I sigh. Perhaps talking to him about this was a mistake.
"Never mind. It doesn’t matter."
"It clearly does, otherwise you would not have mentioned it."
"You know me too well, Fa."
"I just don’t want you ending up disappointed. That’s all. Most relationships demand sacrifice. They bring complications. It takes a great deal of work to make them function well."

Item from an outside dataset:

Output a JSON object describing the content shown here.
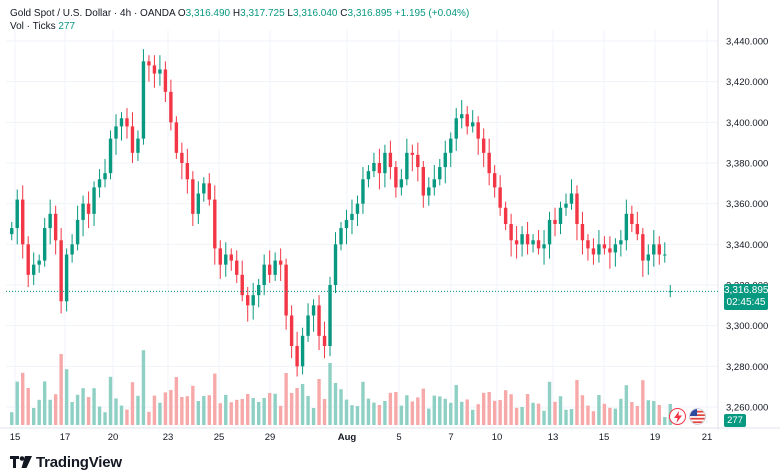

"And what if he’s… the fated one?"
"Even then. The Bond is not built overnight. Your dad and I are High Mates, so the Pull between us was fairly strong. But love is still an investment. You have to be ready for it."
Silence settles again, and I feel chaos twisting through me.
"I’m tempted by it. Very tempted. As an… experiment."
A long pause.
"Be careful calling this an experiment, son. That word will give you the illusion that you can stop whenever you want."
I snort irritably.
"Because I can, Father."
"A scientist always believes he stands safely outside the process. You can experiment with chemicals, theories, machines. People are different. They change the experimenter too."
"I have to go."
"Wait."
"What, Fa? I need time to think…"
"Follow the happiness, son."
I sigh.
"That’s… astonishingly profound," I mutter dryly. "I was expecting a bit more of a refined piece of life advice."
"And yet the simplest things are often the most valuable, smartass! That is the one lesson I’ve learned throughout my life. Sometimes I simply look at your dad, and that alone is enough. I’m happy. It doesn’t have to be complicated."
"I really have to go, Fa."
"Alright. Will you be here for the holidays?"
"I will. Take care."
I end the call and lean back against the wall. I do not know whether I can look at it that simply. Happiness can be deceptive. Endorphins followed by emptiness.
And yet his words about experimentation linger in my mind.
If I experiment with him, am I in truth experimenting on myself?
I guess I’ll see soon enough, because I’m already one step away from making the decision, from jumping into the abyss.
And I’m not even sure if I’d want to call it an experiment, it sounds a bit soulless. Maybe I try, for the first time in my life, get involved… without looking at everything through laboratory glass?
Who knows.
Though I have to wonder, can anyone really escape their own habits?